A few weeks ago, I was blessed (rolling my eyes) with the opportunity to represent my company on a business trip. I’ve talked previously about the joys of business travel…
This time, pretty much everything was uneventful. That doesn’t mean it was great. I just means the plane had equal scheduled take offs and landings, I did my dog and pony show, and got out without getting yelled at by someone.
All in all, reasonably successful. Time to bust it to the airport and get home to the family.
“Welcome home CV! How was your trip?” – Mrs. CV
“Meh…I need a drink.” – Me
“Why don’t you pour yourself a Gentleman Jack and let’s watch some TV” – Mrs. CV
“You had me at pour!” – Me
“Oh, and don’t forget to do your expense report right away. We need the cash especially since you had to pay for your plane ticket like 2 months ago to get a decent fare.” – Mrs. CV
“OK no prob. I’ll do it first thing tomorrow.” – Me
So, arriving at the cube early I was ready to tackle the mountains of receipts.
First, log onto the corporate system.
I swear I just did this like 3 weeks ago.
OK after 20 minutes of trying to come up with a random set of characters that fit my company’s requirements, tested my patience (doesn’t take much surprisingly), and made me feel like a complete moron, I finally found one that would work:
Now that I’m on the network, I need to get into our expense report system. But, in order to do that, I need to sign into our Single Password System, aka SPS. Yes, technically I have already signed on so it’s my second password, but I digress.
The theory here is simple – sign into one system and all your corporate accounts from the CRM system, HR benefits, Payroll, Flex 125 and Expense Reports are at your finger tips without having to log into each separately. No more dealing with their individual idiosyncrasies.

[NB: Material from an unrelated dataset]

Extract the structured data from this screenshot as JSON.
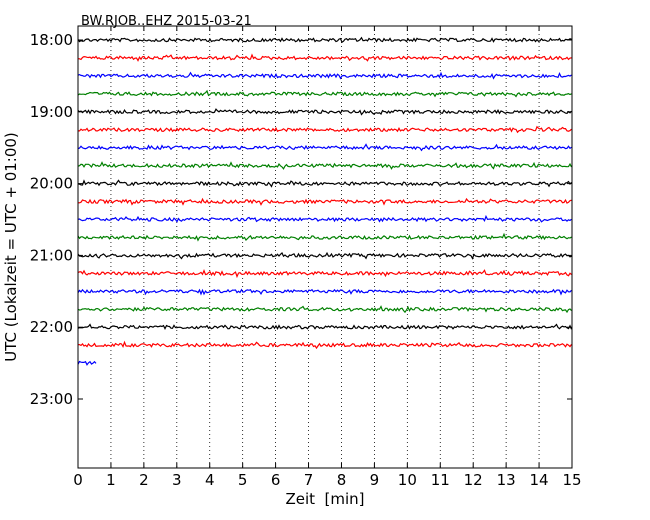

Click on the Expense Report portal
“Wait, you’ve gotta be shitting me?”
From over the polyester wall my coworker says, “Ummm, CV you ok over there?”
“This is bull shit! I sign onto the SPS and click on the Expense Report system and it says my password needs to be changed. That’s crap!”
Coworker – “Did you have to redo your network password?”
Coworker – “Well there’s your problem. You change the main mothership password and it’s a cascading cluster fuck of captcha’s. Good luck with that. Heehee.”
OK, let’s see…click on “reset password”.
Alright let’s make this easy. I’m just going to add a digit at the end of my old one like I always do. So, in this case it’ll be:
Crap! The dreaded captcha!
OK for those of you who don’t know what captcha’s are, they are the Devil’s test to prove you are 1) human and 2) have the ability to read seemingly random crap that’s melted into a blob of word goo.
Umm what’ s that second…word…thing? Click - Try Again
Umm? Click – Try Again
Seriously? Click - Try Again
OK! I can do this!
e x c Ummmm e l m ? u s i c a l e
Ok that only took about an hour, but it’ll be worth it to not have Mrs. CV yell at me when I get home.
Now where did I put those receipts?
Awww crap…I think I left them on the kitchen counter.